Laparoscopic cholecystectomy has been previously demonstrated in patients with normal diaphragms to result in significant impairment of diaphragmatic contractile function.  However, impairment of diaphragmatic function after open cholecystectomy is also well documented.  Based on this patient's course, we speculate that laparoscopic procedures may present specific additional hazards in patients with hemidiaphragm dysfunction, but we cannot discount the possibility that the same events may have occurred after an open procedure.

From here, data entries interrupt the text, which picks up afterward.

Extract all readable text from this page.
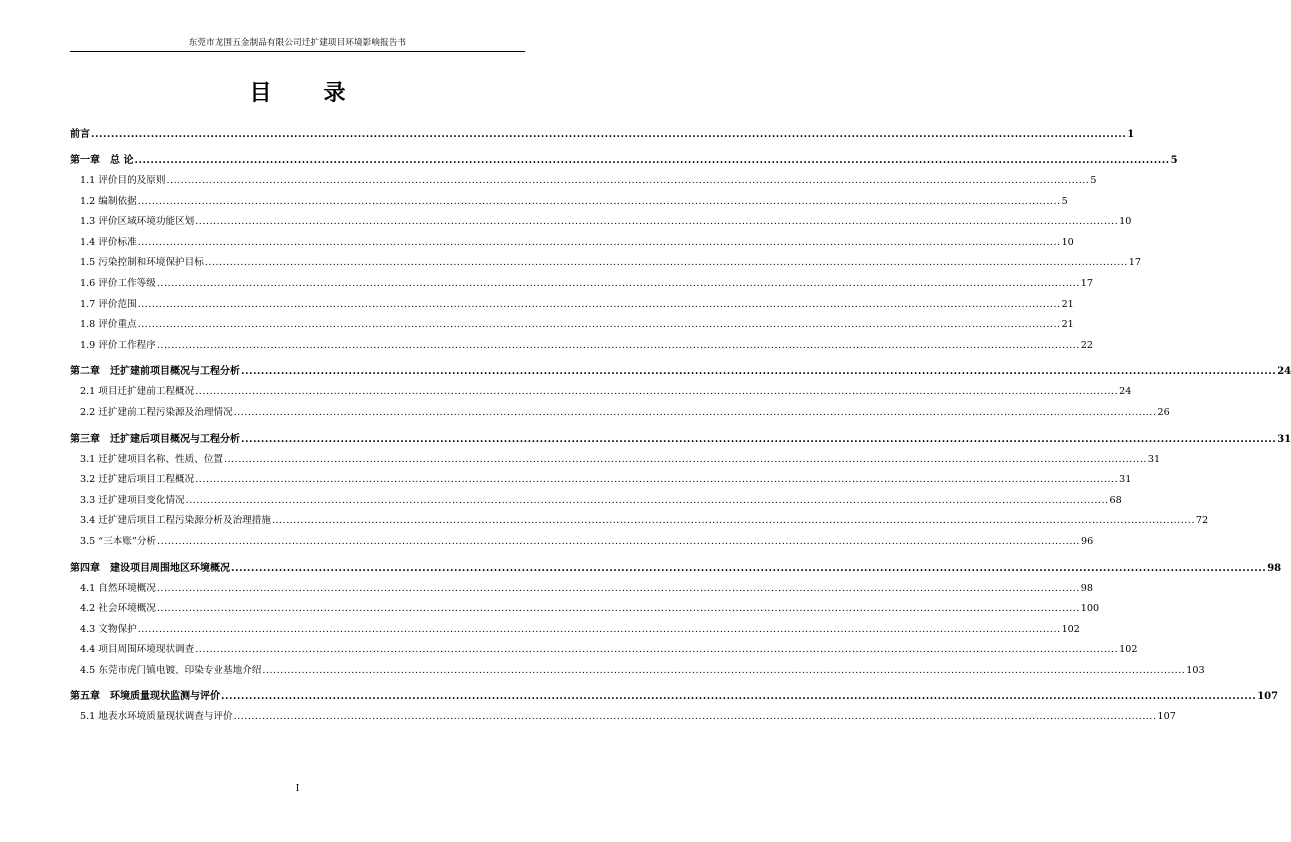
东莞市龙围五金制品有限公司迁扩建项目环境影响报告书
目 录
前言 .................................................................................................................................................................................................................................................................... 1
第一章　总 论 .................................................................................................................................................................................................................................................................... 5
1.1 评价目的及原则 .................................................................................................................................................................................................................................................................... 5
1.2 编制依据 .................................................................................................................................................................................................................................................................... 5
1.3 评价区域环境功能区划 .................................................................................................................................................................................................................................................................... 10
1.4 评价标准 .................................................................................................................................................................................................................................................................... 10
1.5 污染控制和环境保护目标 .................................................................................................................................................................................................................................................................... 17
1.6 评价工作等级 .................................................................................................................................................................................................................................................................... 17
1.7 评价范围 .................................................................................................................................................................................................................................................................... 21
1.8 评价重点 .................................................................................................................................................................................................................................................................... 21
1.9 评价工作程序 .................................................................................................................................................................................................................................................................... 22
第二章　迁扩建前项目概况与工程分析 .................................................................................................................................................................................................................................................................... 24
2.1 项目迁扩建前工程概况 .................................................................................................................................................................................................................................................................... 24
2.2 迁扩建前工程污染源及治理情况 .................................................................................................................................................................................................................................................................... 26
第三章　迁扩建后项目概况与工程分析 .................................................................................................................................................................................................................................................................... 31
3.1 迁扩建项目名称、性质、位置 .................................................................................................................................................................................................................................................................... 31
3.2 迁扩建后项目工程概况 .................................................................................................................................................................................................................................................................... 31
3.3 迁扩建项目变化情况 .................................................................................................................................................................................................................................................................... 68
3.4 迁扩建后项目工程污染源分析及治理措施 .................................................................................................................................................................................................................................................................... 72
3.5 “三本账”分析 .................................................................................................................................................................................................................................................................... 96
第四章　建设项目周围地区环境概况 .................................................................................................................................................................................................................................................................... 98
4.1 自然环境概况 .................................................................................................................................................................................................................................................................... 98
4.2 社会环境概况 .................................................................................................................................................................................................................................................................... 100
4.3 文物保护 .................................................................................................................................................................................................................................................................... 102
4.4 项目周围环境现状调查 .................................................................................................................................................................................................................................................................... 102
4.5 东莞市虎门镇电镀、印染专业基地介绍 .................................................................................................................................................................................................................................................................... 103
第五章　环境质量现状监测与评价 .................................................................................................................................................................................................................................................................... 107
5.1 地表水环境质量现状调查与评价 .................................................................................................................................................................................................................................................................... 107
I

Compensatory mechanisms  allow patients with unilateral hemidiaphragm paralysis to be asymptomatic in activities of daily life and, whereas pulmonary function tests will reveal moderate abnormalities; nonathletically inclined patients may not observe any decrement in exercise tolerance. [9,10] Patients with a history of neck surgery or irradiation should be carefully questioned to assess the possibility of phrenic nerve injury. Physical examination findings are subtle and consist of asymmetry in the chest examination to percussion, with absent breath sounds at the affected base. Thus historical and physical findings may escape recognition in the absence of initial suspicion. If a preoperative chest radiograph is available, the presence of hemidiaphragmatic elevation warrants evaluation to exclude hemidiaphragmatic paralysis before undertaking an upper abdominal procedure. Patients with known hemidiaphragm paralysis may be susceptible to unexpected desaturation on resumption of spontaneous breathing and should be extubated with caution. We invite reporting of any other cases of postoperative respiratory failure associated with hemidiaphragmatic paralysis.